Я уныло повозил продуктом моря в желтоватом соусе. Из кухни выскочила жена Дамира, Варька, полноватая после последних родов, с соломенного цвета косой, как с иллюстрации русских народных сказок.

– Ванюш, привет! – радостно воскликнула она, подавая нам гигантские порции фри и луковых колец в кляре. – Пришёл, наконец! А мы тебя уже потеряли! Кристи и Лиза спрашивали, где дядя Ваня! Ты хоть нашу ёлку не пропусти!

– Спасибо, Варь. Постараюсь, – ответил я, всё больше чувствуя себя гадом. – Ты мне скинешь в мессенджере, о чём они там мечтают? Я понятия не имею, что нравится маленьким девочкам.

– Купи вертолёт на радиоуправлении, – подмигнул мне Дамир.

– Только не вертолёт! – Варька шутя стукнула его по плечу, улыбнулась и оставила нас, «мальчиков, дальше секретничать».

Я посмотрел вслед и вдруг понял, что сравниваю её с блогершей. Улыбка сошла с моего лица. К вечеру это больше забавным не казалось.

– Я поеду в Сочи разбираться, – вернулся я к теме, – посмотрю, что можно сделать. Самое досадное: хотел реально, как лучше, но сейчас сам слышу, что это звучит гнилой отмазкой.

Я поморщился.

– Поезжай. Мужик должен отвечать за то, что делает. Только знаешь, что скажу? Твоя проблема в том, Ванька, – сказал Дамир, не стесняясь вымазывая пальцы в соусе, – что ты стал слишком серьёзным и забыл про то, что жизнь – штука своеобразная. Если ты перестанешь шутить с ней, она начнёт шутить с тобой.

– Не понял, что ты имеешь в виду?

– Я о лёгкости. Знаешь там всякие эти слова про радость момента и прочее, как даосы говорят. Не в обиду, но видел тебя в записи на ТВ, и ты там натуральный напыщенный индюк. Честно, так серьёзно себя нести – отстой. Вселенная пустит тебя на смех, как стендаппер в Камеди Клаб. И опустит. Больно. Ведь юмор у неё местами чёрный. Вон та закоренелая циничная блогерша, которая на тебя наезжала, и та выглядела лучше. Честнее.

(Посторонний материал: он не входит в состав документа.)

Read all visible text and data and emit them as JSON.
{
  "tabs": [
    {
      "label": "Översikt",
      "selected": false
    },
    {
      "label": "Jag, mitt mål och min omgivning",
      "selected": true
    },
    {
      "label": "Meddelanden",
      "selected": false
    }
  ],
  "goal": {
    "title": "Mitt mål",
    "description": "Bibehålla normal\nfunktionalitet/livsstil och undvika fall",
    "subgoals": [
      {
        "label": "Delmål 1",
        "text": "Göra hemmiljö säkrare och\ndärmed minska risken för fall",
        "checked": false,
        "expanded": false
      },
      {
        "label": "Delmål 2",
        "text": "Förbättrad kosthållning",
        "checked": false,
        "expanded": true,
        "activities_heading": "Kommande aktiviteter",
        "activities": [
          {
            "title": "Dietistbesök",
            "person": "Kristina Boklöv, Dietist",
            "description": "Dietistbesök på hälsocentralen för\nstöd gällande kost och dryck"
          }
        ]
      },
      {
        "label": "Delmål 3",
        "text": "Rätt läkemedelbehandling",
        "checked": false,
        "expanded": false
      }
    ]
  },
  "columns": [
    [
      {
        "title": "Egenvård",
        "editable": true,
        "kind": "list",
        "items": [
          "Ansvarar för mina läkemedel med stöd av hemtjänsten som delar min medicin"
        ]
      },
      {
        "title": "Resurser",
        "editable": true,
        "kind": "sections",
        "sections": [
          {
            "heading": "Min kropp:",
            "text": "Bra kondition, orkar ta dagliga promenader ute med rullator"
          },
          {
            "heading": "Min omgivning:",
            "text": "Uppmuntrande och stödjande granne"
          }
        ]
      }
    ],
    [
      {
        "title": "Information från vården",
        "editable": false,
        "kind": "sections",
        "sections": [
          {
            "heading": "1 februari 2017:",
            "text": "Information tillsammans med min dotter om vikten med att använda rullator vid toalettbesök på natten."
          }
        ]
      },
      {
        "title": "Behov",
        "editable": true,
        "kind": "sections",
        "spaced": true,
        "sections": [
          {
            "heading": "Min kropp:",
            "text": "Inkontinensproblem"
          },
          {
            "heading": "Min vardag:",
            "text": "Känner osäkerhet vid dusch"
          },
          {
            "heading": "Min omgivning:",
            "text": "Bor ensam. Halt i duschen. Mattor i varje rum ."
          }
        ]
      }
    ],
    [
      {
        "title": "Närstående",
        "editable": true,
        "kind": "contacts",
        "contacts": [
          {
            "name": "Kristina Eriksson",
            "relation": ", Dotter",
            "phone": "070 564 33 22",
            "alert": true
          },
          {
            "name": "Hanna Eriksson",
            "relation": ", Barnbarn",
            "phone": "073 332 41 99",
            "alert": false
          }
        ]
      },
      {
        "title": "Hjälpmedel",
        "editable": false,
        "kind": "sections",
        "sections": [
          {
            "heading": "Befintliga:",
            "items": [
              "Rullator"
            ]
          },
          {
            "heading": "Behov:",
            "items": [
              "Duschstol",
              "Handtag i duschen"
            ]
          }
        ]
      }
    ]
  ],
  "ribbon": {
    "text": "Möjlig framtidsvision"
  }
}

– Да она не такая, – нахмурился я, мне почему-то стало неприятно. – Телевизионщики нарезали все слова и переставили, как хотели. Мои юристы уже выкатили им претензию.

– Реально?

– Чтоб мне один шансон слушать, – усмехнулся я.

– Козлы.

Я потёр подбородок.

– А ты прав, братан, насчёт «на смех». Я с первой подачи не понял, теперь понеслось снежным комом. – Я вспомнил о фотографии в ночном клубе. – Думаю, это далеко не всё.

– Даже так? – скорчил умную рожу Дамир. – А это не заказ? Ты же на горячее место начал претендовать. Думаю, в законодательное собрание Москвы желающих больше, чем девочек на кастинг клипа у Димы Билана.

Я так опешил, что даже моргнул. Он мои мысли прочитал? Что ж, фотография вполне может быть заказом. Однако следующее, что сказал Дамир, поразило меня ещё сильнее. Своей очевидностью.

– Мне ж не всё равно. Я полез в петицию этой блогерши, и оказалось, что написала она её ещё в октябре. Да, народ там подписывался довольно активно, насмотревшись в конце сезона на гадость в присочинском лесу, но СМИ никак не реагировали. В соцсетях пронеслось и всё, считай заглохло!

У меня пересохло во рту, и я хлебнул пива.

– А тут ты делаешь «каминг аут» со своей кандидатурой на выборы, и тут же бабах! И как удобно – шумиха, сыр-бор, сначала вроде как тебя на телевидении показали, как серозадого зануду, типичного политика. Но уже на следующий день куда не ткни, попадёшь: Иван Красницкий – последний ублюдок, уничтожил лес. И даже если это твой косяк: не доглядел, не проконтролировал, лоханулся, в СМИ это выглядит, будто ты лично сажал эту етитскую бабочку на каждый куст и приказывал: «Жри, жри лес, а то раздавлю!» – Дамир макнул креветку в соус и съел. – Говорю тебе: это заказ.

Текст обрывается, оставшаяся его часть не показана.